Sie wächst in einem Elternhaus auf, welches mütterlicherseits stark geprägt ist durch einen religiösen Dogmatismus. Ihre freiheitsliebende und rebellische Veranlagung kann sich nicht entwickeln, da das Ausleben dieser den vorgegebenen Rahmen gefährden würde. Sie unterdrückt ihre wilde und egoistische Seite, büsst dafür aber die Akzeptanz unter Gleichaltrigen ein. Der starke Wunsch nach Anschluss und Anerkennung wird sie ein Leben lang begleiten. Ihr Drang nach Selbstausdruck wird vorerst durch die vorgegebenen Normen und Erwartungen unterdrückt. Sie wird zeitlebens damit Mühe haben, ihre Bedürfnisse direkt zu äussern. Auch Schuldgefühle bei verborgenen Wünschen werden immer wieder Thema sein. Jahrzehntelang hält sie sich an die gelernten Verhaltensnormen und lebt ihre Rolle der Ehefrau und Mutter.
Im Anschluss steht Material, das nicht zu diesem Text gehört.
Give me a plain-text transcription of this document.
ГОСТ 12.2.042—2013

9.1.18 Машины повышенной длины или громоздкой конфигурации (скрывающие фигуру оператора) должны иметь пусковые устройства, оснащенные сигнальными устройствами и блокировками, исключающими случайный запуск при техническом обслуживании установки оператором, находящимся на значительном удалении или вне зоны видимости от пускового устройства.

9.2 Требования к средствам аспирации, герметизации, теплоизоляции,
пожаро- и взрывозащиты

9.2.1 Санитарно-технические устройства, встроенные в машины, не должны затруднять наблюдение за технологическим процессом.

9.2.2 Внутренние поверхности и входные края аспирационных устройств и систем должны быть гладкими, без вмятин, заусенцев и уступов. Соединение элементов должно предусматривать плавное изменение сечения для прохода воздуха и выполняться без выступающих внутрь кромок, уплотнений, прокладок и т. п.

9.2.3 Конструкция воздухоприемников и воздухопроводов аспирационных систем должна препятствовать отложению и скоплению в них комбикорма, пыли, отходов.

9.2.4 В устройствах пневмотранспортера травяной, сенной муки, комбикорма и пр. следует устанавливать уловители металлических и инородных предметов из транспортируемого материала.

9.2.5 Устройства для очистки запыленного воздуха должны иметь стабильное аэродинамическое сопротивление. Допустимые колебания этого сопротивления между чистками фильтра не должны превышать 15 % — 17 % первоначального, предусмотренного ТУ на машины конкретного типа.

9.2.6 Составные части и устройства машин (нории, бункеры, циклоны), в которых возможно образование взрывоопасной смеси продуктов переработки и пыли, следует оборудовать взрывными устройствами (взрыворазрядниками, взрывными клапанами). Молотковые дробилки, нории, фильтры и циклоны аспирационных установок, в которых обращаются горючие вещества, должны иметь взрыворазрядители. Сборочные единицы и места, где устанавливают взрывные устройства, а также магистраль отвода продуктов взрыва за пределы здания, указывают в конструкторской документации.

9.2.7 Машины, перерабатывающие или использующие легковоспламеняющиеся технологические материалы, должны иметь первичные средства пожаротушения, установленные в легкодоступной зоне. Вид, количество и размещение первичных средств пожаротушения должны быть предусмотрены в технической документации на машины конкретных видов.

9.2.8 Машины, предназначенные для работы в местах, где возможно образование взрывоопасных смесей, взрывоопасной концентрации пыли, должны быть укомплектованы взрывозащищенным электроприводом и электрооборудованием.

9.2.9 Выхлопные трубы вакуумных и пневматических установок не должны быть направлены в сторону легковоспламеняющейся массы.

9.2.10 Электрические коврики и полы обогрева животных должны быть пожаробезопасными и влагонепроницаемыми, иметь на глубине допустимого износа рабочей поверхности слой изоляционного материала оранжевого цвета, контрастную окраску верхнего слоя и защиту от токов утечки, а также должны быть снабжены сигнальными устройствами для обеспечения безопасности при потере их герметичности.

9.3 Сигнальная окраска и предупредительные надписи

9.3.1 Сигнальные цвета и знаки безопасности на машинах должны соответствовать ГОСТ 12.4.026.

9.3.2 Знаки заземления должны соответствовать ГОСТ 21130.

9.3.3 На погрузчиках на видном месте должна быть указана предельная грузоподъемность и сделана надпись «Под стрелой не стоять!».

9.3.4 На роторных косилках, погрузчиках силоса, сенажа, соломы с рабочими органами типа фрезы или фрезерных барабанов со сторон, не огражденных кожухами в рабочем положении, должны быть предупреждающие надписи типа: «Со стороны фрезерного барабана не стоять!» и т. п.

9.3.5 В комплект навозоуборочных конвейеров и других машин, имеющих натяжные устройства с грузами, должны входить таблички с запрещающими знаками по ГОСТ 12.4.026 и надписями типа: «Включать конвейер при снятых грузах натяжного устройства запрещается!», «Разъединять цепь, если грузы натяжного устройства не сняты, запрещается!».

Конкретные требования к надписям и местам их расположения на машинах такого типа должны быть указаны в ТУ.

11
Zunehmend werden jedoch die Widersprüchlichkeiten zwischen ihrem eigentlichen Wesen und der Situation, in der sie sich befindet grösser. Sie wird unzufrieden, sucht immer stärker nach Möglichkeiten auszubrechen, widersetzt sich fast provokativ den Erwartungen, die an sie herangetragen werden. Es gibt für sie letztlich nur noch die Flucht aus dem Gefängnis, in das sie ihr Lebensweg geführt hat. Die Befreiung setzt derart starke Kräfte frei, dass jegliche inneren und äusseren Hemmungen und Skrupel weggespült werden. Die gewaltsame Rebellion gegen die Rolle, die sie jahrzehntelang gegen innere Widerstände übernommen hatte, fühlt sich an wie eine Neugeburt. Das frühere Leben gibt es nicht mehr.